A Generic Software Framework for Distributed Topological Analysis Pipelines

This system paper presents a software framework for the support of topological analysis pipelines in a distributed-memory model. While several recent papers introduced topology-based approaches for distributed-memory environments, these were reporting experiments obtained with tailored, mono-algorithm implementations. In contrast, we describe in this paper a general-purpose, generic framework for topological analysis pipelines, i.e. a sequence of topological algorithms interacting together, possibly on distinct numbers of processes. Specifically, we instantiated our framework with the MPI model, within the Topology ToolKit (TTK). While developing this framework, we faced several algorithmic and software engineering challenges, which we document in this paper.
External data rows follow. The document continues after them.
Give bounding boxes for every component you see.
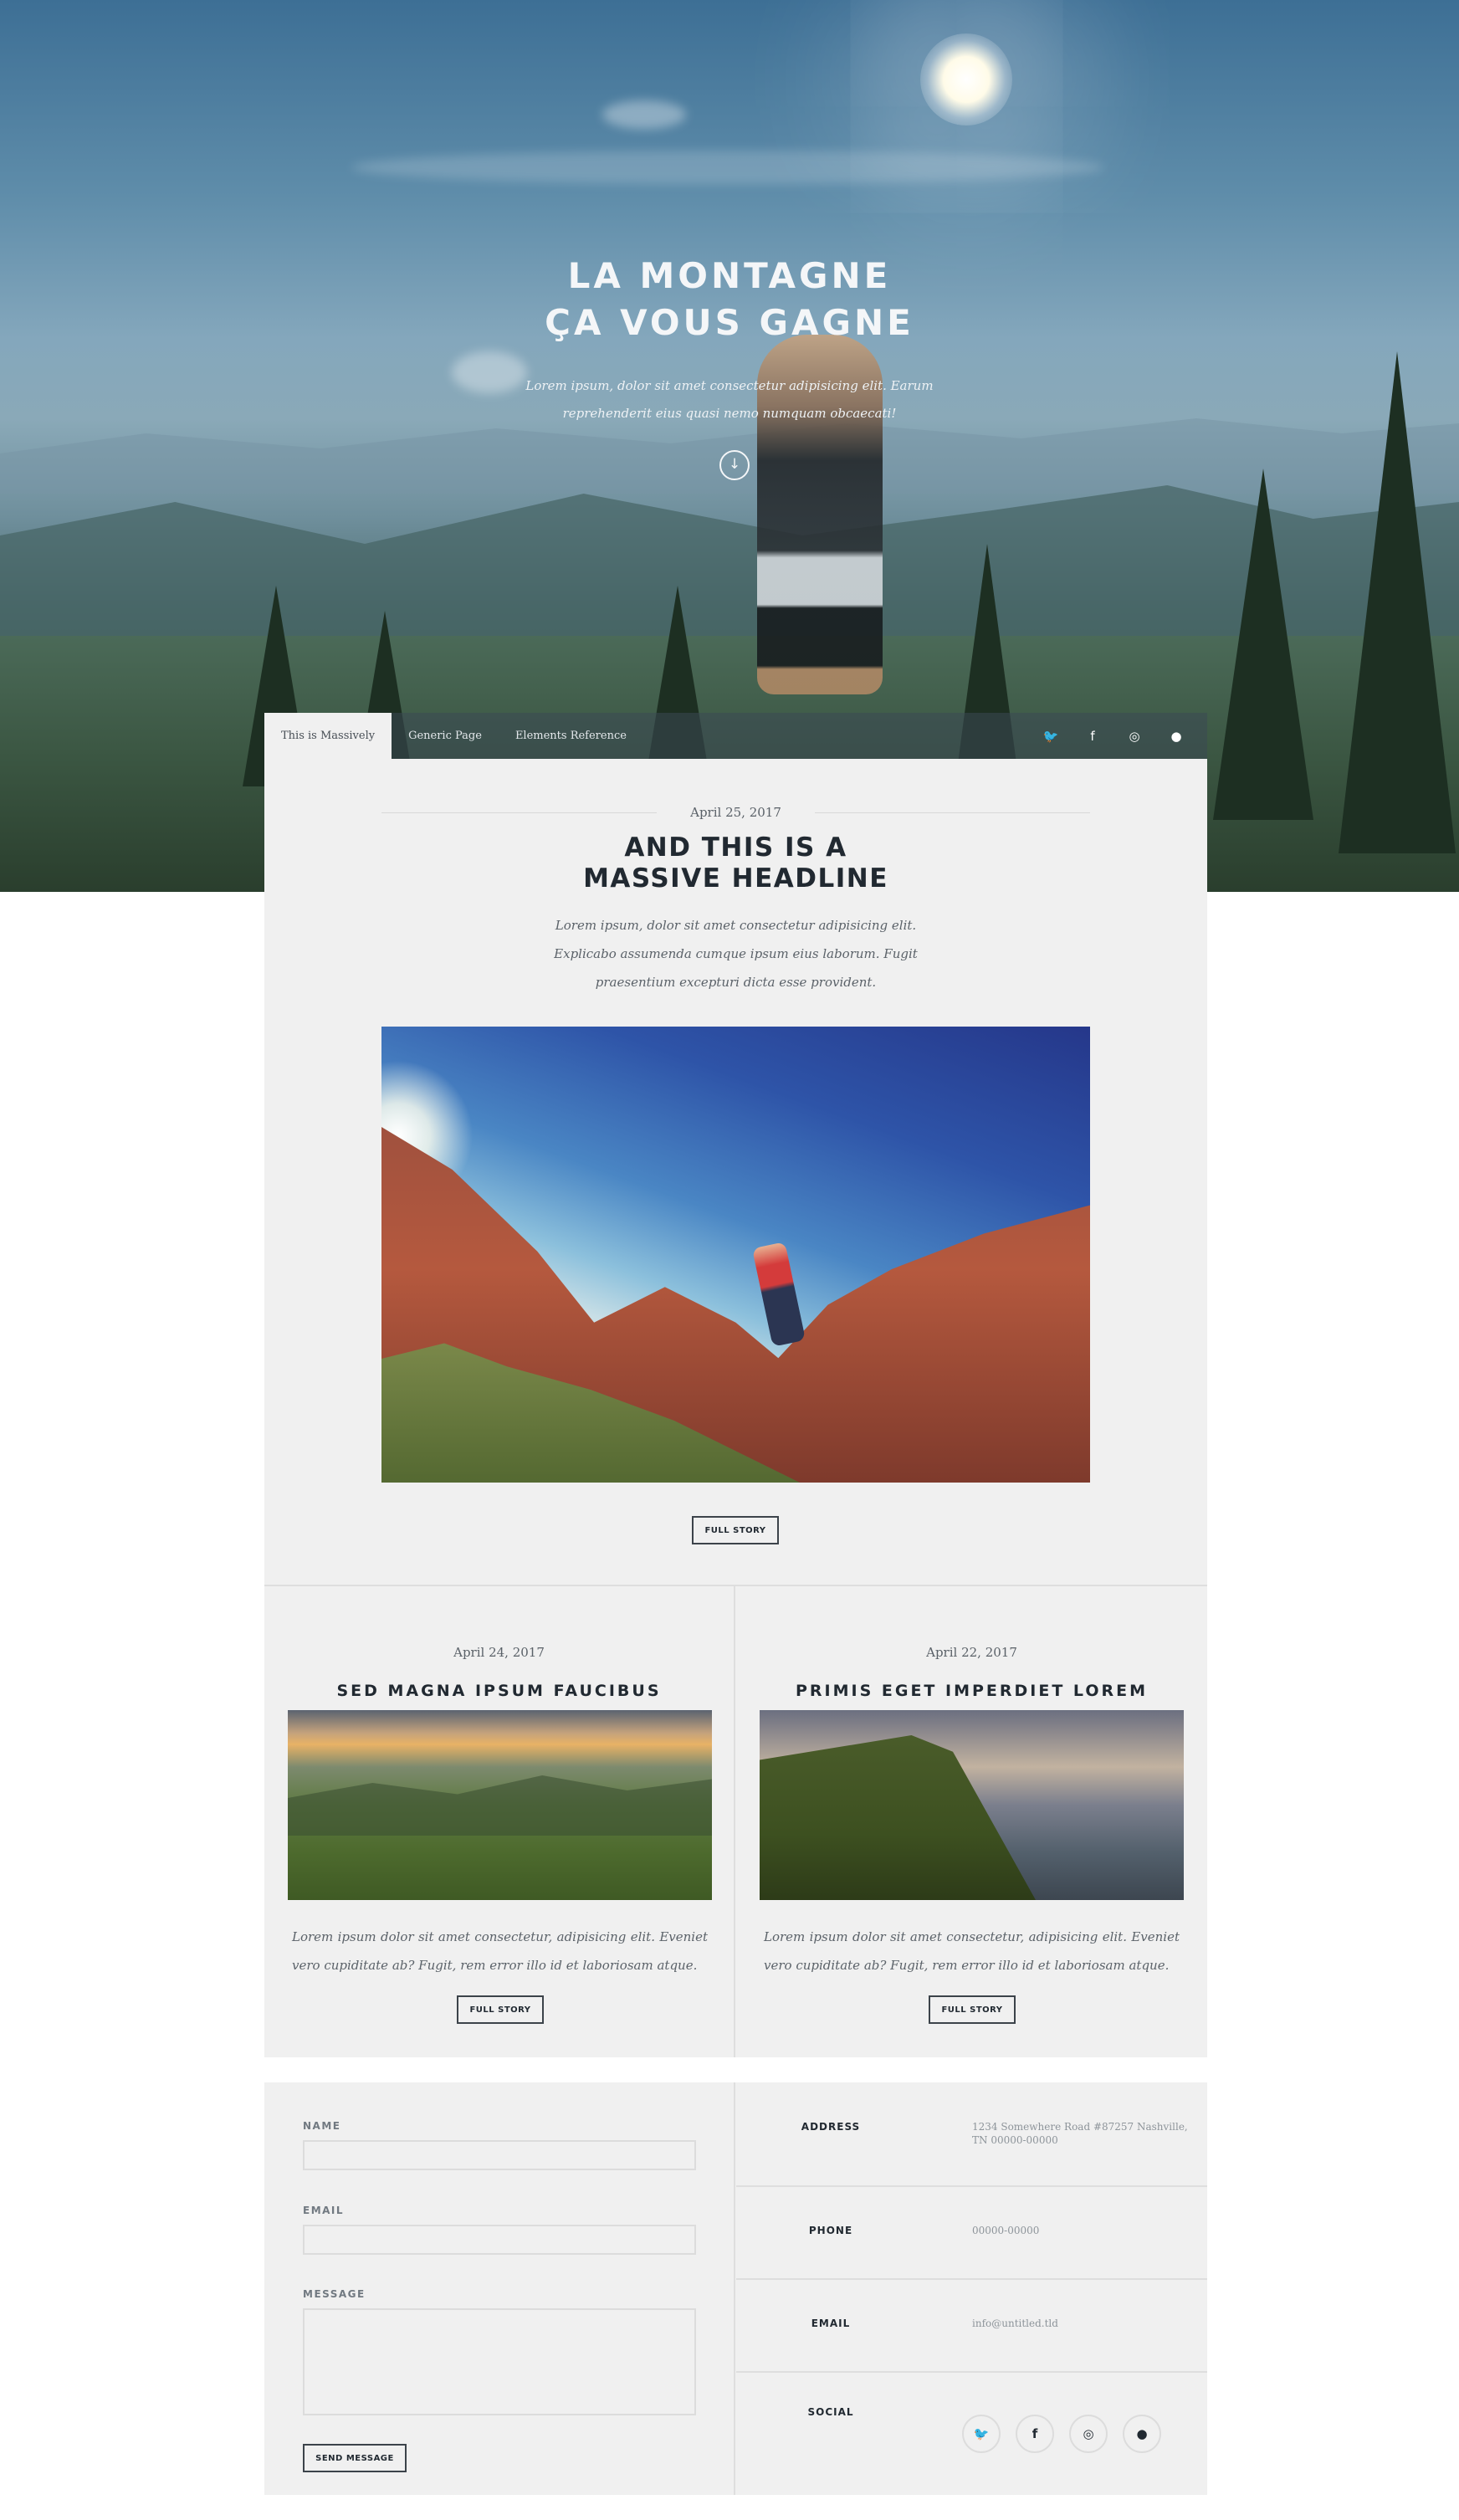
hero-subtitle-line1: Lorem ipsum, dolor sit amet consectetur … [525,378,934,393]
twitter-icon[interactable]: 🐦 [1030,729,1072,744]
github-icon[interactable]: ● [1123,2415,1161,2453]
hero-title: LA MONTAGNE ÇA VOUS GAGNE [479,253,980,346]
post-image[interactable] [288,1710,712,1900]
email-field[interactable] [303,2225,696,2255]
featured-post: April 25, 2017 AND THIS IS A MASSIVE HEA… [264,759,1207,1585]
message-label: MESSAGE [303,2288,366,2300]
featured-image[interactable] [381,1027,1090,1483]
email-label: EMAIL [303,2205,345,2216]
hero-cloud [351,151,1104,184]
featured-excerpt: Lorem ipsum, dolor sit amet consectetur … [515,911,956,996]
post-date: April 24, 2017 [453,1645,545,1660]
image-ridge [288,1775,712,1836]
featured-title-line1[interactable]: AND THIS IS A [423,832,1048,863]
send-message-button[interactable]: SEND MESSAGE [303,2444,407,2472]
contact-info: ADDRESS 1234 Somewhere Road #87257 Nashv… [736,2082,1207,2495]
main-nav: This is Massively Generic Page Elements … [264,713,1207,759]
address-value: 1234 Somewhere Road #87257 Nashville, TN… [972,2121,1188,2146]
featured-excerpt-line1: Lorem ipsum, dolor sit amet consectetur … [555,918,917,933]
facebook-icon[interactable]: f [1072,729,1113,744]
image-cliff [760,1735,1036,1900]
social-row: SOCIAL 🐦 f ◎ ● [736,2373,1207,2495]
hero-subtitle-line2: reprehenderit eius quasi nemo numquam ob… [562,406,897,421]
post-title[interactable]: SED MAGNA IPSUM FAUCIBUS [264,1682,734,1700]
address-row: ADDRESS 1234 Somewhere Road #87257 Nashv… [736,2082,1207,2187]
featured-date-row: April 25, 2017 [381,802,1091,822]
divider [814,812,1091,813]
email-row: EMAIL info@untitled.tld [736,2280,1207,2373]
nav-social-icons: 🐦 f ◎ ● [1030,729,1207,744]
contact-footer: NAME EMAIL MESSAGE SEND MESSAGE ADDRESS … [264,2082,1207,2495]
hero-cloud [452,351,527,393]
post-full-story-button[interactable]: FULL STORY [457,1995,544,2024]
footer-social-icons: 🐦 f ◎ ● [962,2415,1176,2453]
post-title[interactable]: PRIMIS EGET IMPERDIET LOREM [736,1682,1207,1700]
post-image[interactable] [760,1710,1184,1900]
scroll-down-icon[interactable]: ↓ [719,450,750,480]
image-runner [751,1242,806,1347]
social-label: SOCIAL [807,2406,854,2418]
featured-title-line2[interactable]: MASSIVE HEADLINE [423,863,1048,894]
featured-full-story-button[interactable]: FULL STORY [692,1516,779,1544]
featured-title[interactable]: AND THIS IS A MASSIVE HEADLINE [423,832,1048,894]
hero-title-line1: LA MONTAGNE [567,255,892,296]
hero-cloud [602,100,686,129]
nav-item-this-is-massively[interactable]: This is Massively [264,713,392,759]
post-full-story-button[interactable]: FULL STORY [929,1995,1016,2024]
hero-tree [1339,351,1456,853]
post-excerpt: Lorem ipsum dolor sit amet consectetur, … [764,1929,1180,1973]
phone-label: PHONE [808,2225,853,2236]
featured-excerpt-line3: praesentium excepturi dicta esse provide… [595,975,877,990]
message-textarea[interactable] [303,2308,696,2415]
instagram-icon[interactable]: ◎ [1113,729,1155,744]
address-label: ADDRESS [801,2121,861,2133]
post-excerpt: Lorem ipsum dolor sit amet consectetur, … [292,1929,708,1973]
email-value[interactable]: info@untitled.tld [972,2317,1190,2330]
featured-date: April 25, 2017 [690,805,781,820]
contact-form: NAME EMAIL MESSAGE SEND MESSAGE [264,2082,735,2495]
instagram-icon[interactable]: ◎ [1069,2415,1108,2453]
facebook-icon[interactable]: f [1016,2415,1054,2453]
post-date: April 22, 2017 [926,1645,1017,1660]
posts-grid: April 24, 2017 SED MAGNA IPSUM FAUCIBUS … [264,1585,1207,2057]
nav-item-generic-page[interactable]: Generic Page [392,713,499,759]
email-info-label: EMAIL [811,2318,851,2329]
featured-excerpt-line2: Explicabo assumenda cumque ipsum eius la… [554,946,918,961]
hero-subtitle: Lorem ipsum, dolor sit amet consectetur … [520,372,939,428]
name-field[interactable] [303,2140,696,2170]
hero-sun [920,33,1012,125]
twitter-icon[interactable]: 🐦 [962,2415,1001,2453]
post-card: April 24, 2017 SED MAGNA IPSUM FAUCIBUS … [264,1586,735,2057]
name-label: NAME [303,2120,341,2132]
github-icon[interactable]: ● [1155,729,1197,744]
hero-title-line2: ÇA VOUS GAGNE [545,302,914,343]
nav-item-elements-reference[interactable]: Elements Reference [499,713,643,759]
post-card: April 22, 2017 PRIMIS EGET IMPERDIET LOR… [736,1586,1207,2057]
hero-tree [1213,469,1313,820]
divider [381,812,658,813]
phone-value: 00000-00000 [972,2225,1040,2236]
phone-row: PHONE 00000-00000 [736,2187,1207,2280]
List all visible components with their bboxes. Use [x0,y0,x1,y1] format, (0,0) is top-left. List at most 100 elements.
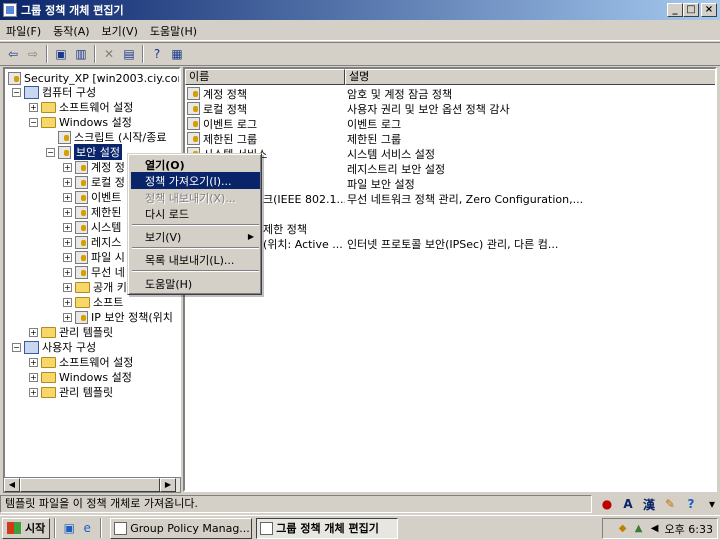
collapse-icon[interactable]: − [12,87,21,97]
expand-icon[interactable]: + [63,162,72,172]
menu-action[interactable]: 동작(A) [47,23,95,39]
expand-icon[interactable]: + [63,252,72,262]
list-header: 이름 설명 [185,69,715,85]
delete-icon[interactable]: ✕ [99,44,119,64]
expand-icon[interactable]: + [29,372,38,382]
tree-local-policy[interactable]: + 로컬 정 [63,174,125,190]
tree-user-config[interactable]: − 사용자 구성 [12,339,96,355]
show-desktop-icon[interactable]: ▣ [60,519,78,537]
collapse-icon[interactable]: − [12,342,21,352]
clock[interactable]: 오후 6:33 [665,521,713,537]
tree-ip-security[interactable]: + IP 보안 정책(위치 [63,309,173,325]
menu-open[interactable]: 열기(O) [131,156,260,173]
scroll-right-icon[interactable]: ▶ [160,478,176,492]
expand-icon[interactable]: + [29,102,38,112]
menu-separator [132,247,259,249]
antenna-icon [75,265,88,279]
tree-file-system[interactable]: + 파일 시 [63,249,125,265]
tree-computer-config[interactable]: − 컴퓨터 구성 [12,84,96,100]
close-button[interactable]: × [701,3,717,17]
ime-pad-icon[interactable]: ✎ [661,495,679,513]
network-icon[interactable]: ▲ [633,523,645,535]
tree-windows-settings[interactable]: − Windows 설정 [29,114,132,130]
tree-security-settings[interactable]: − 보안 설정 [46,144,122,160]
expand-icon[interactable]: + [63,312,72,322]
up-folder-icon[interactable]: ▣ [51,44,71,64]
menu-view[interactable]: 보기(V) ▶ [131,228,260,245]
menu-import-policy[interactable]: 정책 가져오기(I)... [131,172,260,189]
folder-icon [75,296,90,308]
ime-alpha-icon[interactable]: A [619,495,637,513]
list-item[interactable]: 로컬 정책 사용자 권리 및 보안 옵션 정책 감사 [185,101,715,116]
list-item[interactable]: 계정 정책 암호 및 계정 잠금 정책 [185,86,715,101]
tree-public-key[interactable]: + 공개 키 [63,279,127,295]
expand-icon[interactable]: + [63,237,72,247]
collapse-icon[interactable]: − [29,117,38,127]
menu-help[interactable]: 도움말(H) [131,275,260,292]
tree-restricted-groups[interactable]: + 제한된 [63,204,121,220]
maximize-button[interactable]: □ [683,3,699,17]
tree-wireless[interactable]: + 무선 네 [63,264,125,280]
menu-export-list[interactable]: 목록 내보내기(L)... [131,251,260,268]
list-item[interactable]: 크(IEEE 802.1... 무선 네트워크 정책 관리, Zero Confi… [185,191,715,206]
expand-icon[interactable]: + [29,357,38,367]
folder-icon [41,101,56,113]
list-item[interactable]: 제한된 그룹 제한된 그룹 [185,131,715,146]
folder-icon [41,326,56,338]
menu-view[interactable]: 보기(V) [96,23,144,39]
help-icon[interactable]: ? [147,44,167,64]
show-hide-tree-icon[interactable]: ▥ [71,44,91,64]
scroll-thumb[interactable] [20,478,160,492]
list-item[interactable]: 파일 보안 설정 [185,176,715,191]
list-item[interactable]: 제한 정책 [185,221,715,236]
task-group-policy-management[interactable]: Group Policy Manag... [110,517,253,539]
export-list-icon[interactable]: ▤ [119,44,139,64]
properties-icon[interactable]: ▦ [167,44,187,64]
expand-icon[interactable]: + [63,207,72,217]
expand-icon[interactable]: + [29,327,38,337]
menu-reload[interactable]: 다시 로드 [131,205,260,222]
start-button[interactable]: 시작 [2,517,51,539]
menu-help[interactable]: 도움말(H) [144,23,203,39]
collapse-icon[interactable]: − [46,147,55,157]
back-icon[interactable]: ⇦ [3,44,23,64]
expand-icon[interactable]: + [63,222,72,232]
ime-hanja-icon[interactable]: 漢 [640,495,658,513]
tree-user-windows[interactable]: + Windows 설정 [29,369,132,385]
forward-icon[interactable]: ⇨ [23,44,43,64]
ime-help-icon[interactable]: ? [682,495,700,513]
volume-icon[interactable]: ◀ [649,523,661,535]
shield-icon[interactable]: ◆ [617,523,629,535]
expand-icon[interactable]: + [63,297,72,307]
tree-registry[interactable]: + 레지스 [63,234,121,250]
tree-software-settings[interactable]: + 소프트웨어 설정 [29,99,133,115]
expand-icon[interactable]: + [63,177,72,187]
list-item[interactable]: 레지스트리 보안 설정 [185,161,715,176]
tree-user-admin[interactable]: + 관리 템플릿 [29,384,113,400]
internet-explorer-icon[interactable]: e [78,519,96,537]
task-group-policy-editor[interactable]: 그룹 정책 개체 편집기 [256,517,399,539]
tree-user-software[interactable]: + 소프트웨어 설정 [29,354,133,370]
menu-file[interactable]: 파일(F) [0,23,47,39]
expand-icon[interactable]: + [29,387,38,397]
list-item[interactable]: (위치: Active ... 인터넷 프로토콜 보안(IPSec) 관리, 다른… [185,236,715,251]
list-item[interactable]: 이벤트 로그 이벤트 로그 [185,116,715,131]
minimize-button[interactable]: _ [667,3,683,17]
tree-admin-templates[interactable]: + 관리 템플릿 [29,324,113,340]
details-list[interactable]: 이름 설명 계정 정책 암호 및 계정 잠금 정책 로컬 정책 사용자 권리 및 보… [183,67,717,492]
ime-lang-icon[interactable]: ● [598,495,616,513]
column-name[interactable]: 이름 [185,69,345,85]
tree-scripts[interactable]: 스크립트 (시작/종료 [58,129,166,145]
expand-icon[interactable]: + [63,192,72,202]
column-description[interactable]: 설명 [345,69,715,85]
tree-account-policy[interactable]: + 계정 정 [63,159,125,175]
tree-software-restriction[interactable]: + 소프트 [63,294,123,310]
list-item[interactable]: 시스템 서비스시스템 서비스 설정 [185,146,715,161]
expand-icon[interactable]: + [63,282,72,292]
tree-horizontal-scrollbar[interactable]: ◀ ▶ [3,477,181,493]
expand-icon[interactable]: + [63,267,72,277]
ime-options-icon[interactable]: ▾ [703,495,720,513]
scroll-left-icon[interactable]: ◀ [4,478,20,492]
tree-event-log[interactable]: + 이벤트 [63,189,121,205]
tree-system-services[interactable]: + 시스템 [63,219,121,235]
We provide a taxonomy for the distributed-memory topological algorithms supported by TTK, depending on their communication needs and provide examples of hybrid MPI+thread parallelizations. Detailed performance analyses show that parallel efficiencies range from $20\%$ to $80\%$ (depending on the algorithms), and that the MPI-specific preconditioning introduced by our framework induces a negligible computation time overhead. We illustrate the new distributed-memory capabilities of TTK with an example of advanced analysis pipeline, combining multiple algorithms, run on the largest publicly available dataset we have found (120 billion vertices) on a standard cluster with 64 nodes (for a total of 1,536 cores). Finally, we provide a roadmap for the completion of TTK's MPI extension, along with generic recommendations for each algorithm communication category.

翻译：本系统论文介绍了一种支持分布式内存模型下拓扑分析流程的软件框架。尽管近期多篇论文提出了面向分布式内存环境的基于拓扑的方法，但这些报告均基于定制化单算法实现所获得的实验结果。与此相反，本文描述了一个面向拓扑分析流程的通用框架——即一系列可能以不同进程数协同运行的拓扑算法序列。具体而言，我们基于MPI模型，在拓扑工具包（TTK）中实例化了该框架。在框架开发过程中，我们面临了若干算法与软件工程挑战，本文对此进行了系统记录。我们根据通信需求，提出了TTK所支持的分布式内存拓扑算法分类体系，并给出了混合MPI+线程并行化的实例。详细的性能分析表明，并行效率在20%至80%之间（取决于具体算法），而框架引入的MPI特定预处理仅造成可忽略的计算时间开销。我们通过一个高级分析流程示例展示了TTK的分布式内存新能力——该流程组合了多种算法，在标准集群（64个节点，共1536核）上对目前公开的最大数据集（1200亿顶点）进行了运行。最后，我们给出了完成TTK的MPI扩展的路线图，并为各类算法通信类别提供了通用性建议。